Wir werden den Theorieunterricht am Anfang wahrscheinlich zwei Mal am Tag anbieten, damit weniger Fahrschüler auf einmal kommen. Und schon im März habe ich alle Autos mit Desinfektionsmittel ausgerüstet. Meine Frau hat ein Kosmetikstudio und kam glücklicherweise noch an Restbestände. In Zukunft werden wir uns auch über Masken Gedanken machen müssen. Dabei überlege ich noch, ob jeder Fahrschüler eine mitbringen muss oder ob ich jedem eine ausgebe. Ich fürchte aber, dass einige diese dann bei der Fahrstunde zuhause vergessen werden. Ich habe nämlich das Gefühl, dass junge Leute das Coronavirus nicht so ernst nehmen wie ich. Sie sind unbekümmerter, wie wir früher auch.

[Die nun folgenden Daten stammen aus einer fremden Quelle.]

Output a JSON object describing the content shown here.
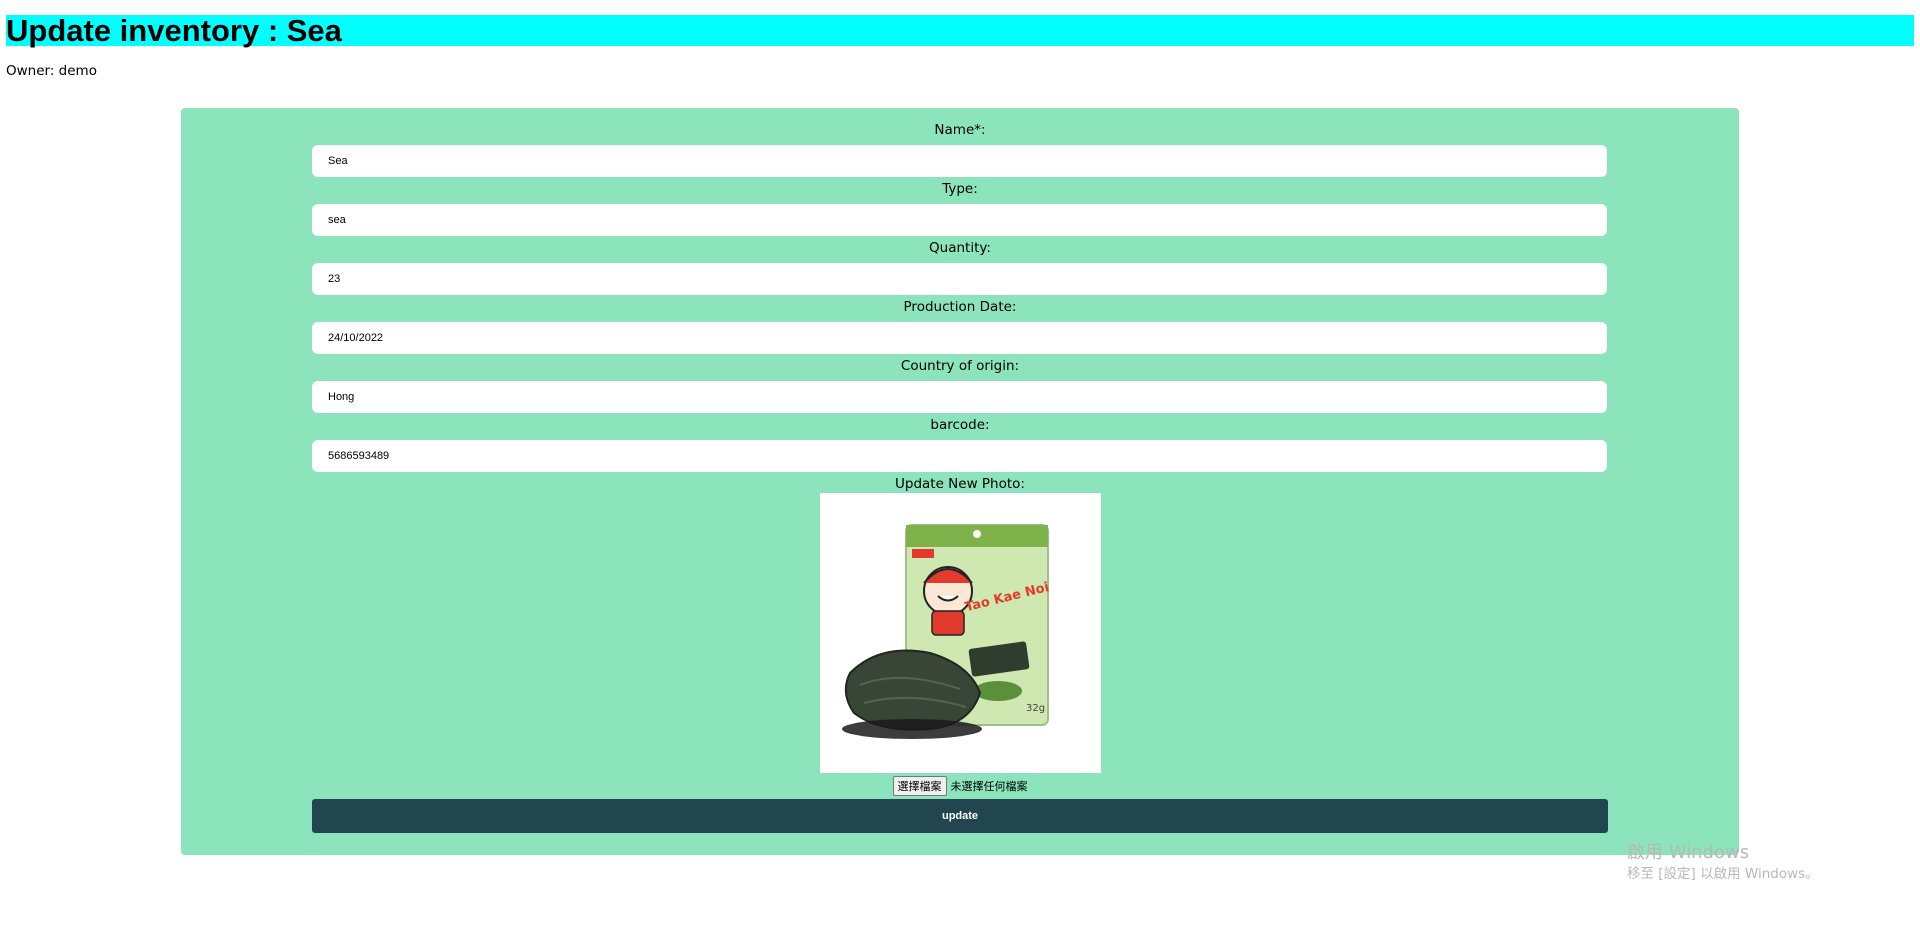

In Ihrem Alter gehören Sie zur Risikogruppe. Machen Sie sich persönlich Gedanken?
Ja. So oft wie ich mir zur Zeit die Hände wasche, habe ich das früher nie gemacht.
Werden Sie nach der Öffnung selbst noch Fahrstunden anbieten?
Ich denke nicht. Aber den Theorieunterricht werde ich schon noch machen. Wenn man etwas gerne macht, kann man sich schlecht trennen. Und dort kann ich auch zwei Meter Abstand halten.
Vermissen Sie den Kontakt zu den Fahrschülern?
Und wie. Unsere Kunden sind alle jung und ich heiße nur noch so. Der Kontakt mit ihnen ist schön. Er hält körperlich und geistig fit. Anders als mit meinen gleichaltrigen Bekannten spricht man mit Fahrschülern nicht über Krankheiten, sondern eher darüber, wie man in die Disco oder wieder nach Hause kommt.
Wie halten Sie sich derzeit körperlich fit?
Ich kenne jetzt jeden Weg im Heidelberger Stadtwald, in Gaiberg, wo ich wohne, und in Neckargemünd, den man mit dem Fahrrad abfahren kann. Meine Frau und ich haben uns E-Bikes gekauft. Damit können wir den Schwierigkeitsgrad unseres Fitnessprogramms selbst einstellen.